Piment d’Espelette harvest is finished for the year and winter Mexican avocados are here, so I started thinking about how to combine two great things. Crab is one of my favorite shellfish, and together with avocado and a soft egg makes a delicious and satisfying meal. This simple dish only requires one technique, poaching an egg.
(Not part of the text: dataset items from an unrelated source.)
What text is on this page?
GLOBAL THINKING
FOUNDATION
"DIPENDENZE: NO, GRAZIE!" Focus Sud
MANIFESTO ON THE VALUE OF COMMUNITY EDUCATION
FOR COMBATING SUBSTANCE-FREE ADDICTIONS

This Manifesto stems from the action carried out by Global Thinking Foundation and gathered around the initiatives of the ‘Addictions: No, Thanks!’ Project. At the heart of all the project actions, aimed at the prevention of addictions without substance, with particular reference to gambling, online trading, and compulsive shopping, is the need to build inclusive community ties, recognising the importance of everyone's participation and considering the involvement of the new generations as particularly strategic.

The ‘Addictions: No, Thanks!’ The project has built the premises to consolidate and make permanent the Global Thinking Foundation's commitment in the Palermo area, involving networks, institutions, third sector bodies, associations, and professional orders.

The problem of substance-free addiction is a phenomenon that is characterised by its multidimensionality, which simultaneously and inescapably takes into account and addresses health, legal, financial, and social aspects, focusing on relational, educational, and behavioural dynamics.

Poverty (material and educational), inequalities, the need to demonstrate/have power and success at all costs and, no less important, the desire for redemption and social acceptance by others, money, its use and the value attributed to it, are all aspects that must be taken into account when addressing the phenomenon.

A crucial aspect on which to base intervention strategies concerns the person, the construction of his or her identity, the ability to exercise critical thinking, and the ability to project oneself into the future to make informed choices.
The rest is just delicious assembly.

 

Espelette Crab Toast

Author
Christian Leue
Servings
4
Category
Snack

Ingredients

  • 8-ounces of lump crab meat
  • 1 large avocado
  • 4 eggs
  • 4 slices of bread (my favorite for this is sourdough)
  • Butter
  • Garlic (optional)
  • 2 tsp Espelette pepper
  • Shabazi, to taste, for garnish

Directions

  1. Bring a sauce sauce pot half full of water to a low boil, drop the heat to low and add a good splash of white vinegar (the acidity helps the egg whites coagulate so you get a neater egg, and gives a nice flavor). Crack each egg into a small bowl or ramekin. With a spoon gently stir the water in one direction creating a spiral. Gently add one egg to the center of the vortex and keep stirring until it comes together in a nice round ball, about ten seconds. Continue this for each new egg then poach them for a total of 3 1/2 minutes. No desire to poach? This dish is great with a soft fried egg too.
  2. Toast each piece of bread, optionally rub each piece with a cut clove of garlic to further flavor the bread, then butter generously on one side. Top each slice with 1/4 of the avocado and mash roughly into the bread with a fork. Add two ounces of crabmeat and a good dusting of Espelette pepper and top with the poached egg. Garnish with Shabazi and serve alone or with a simply dressed salad of bitter greens.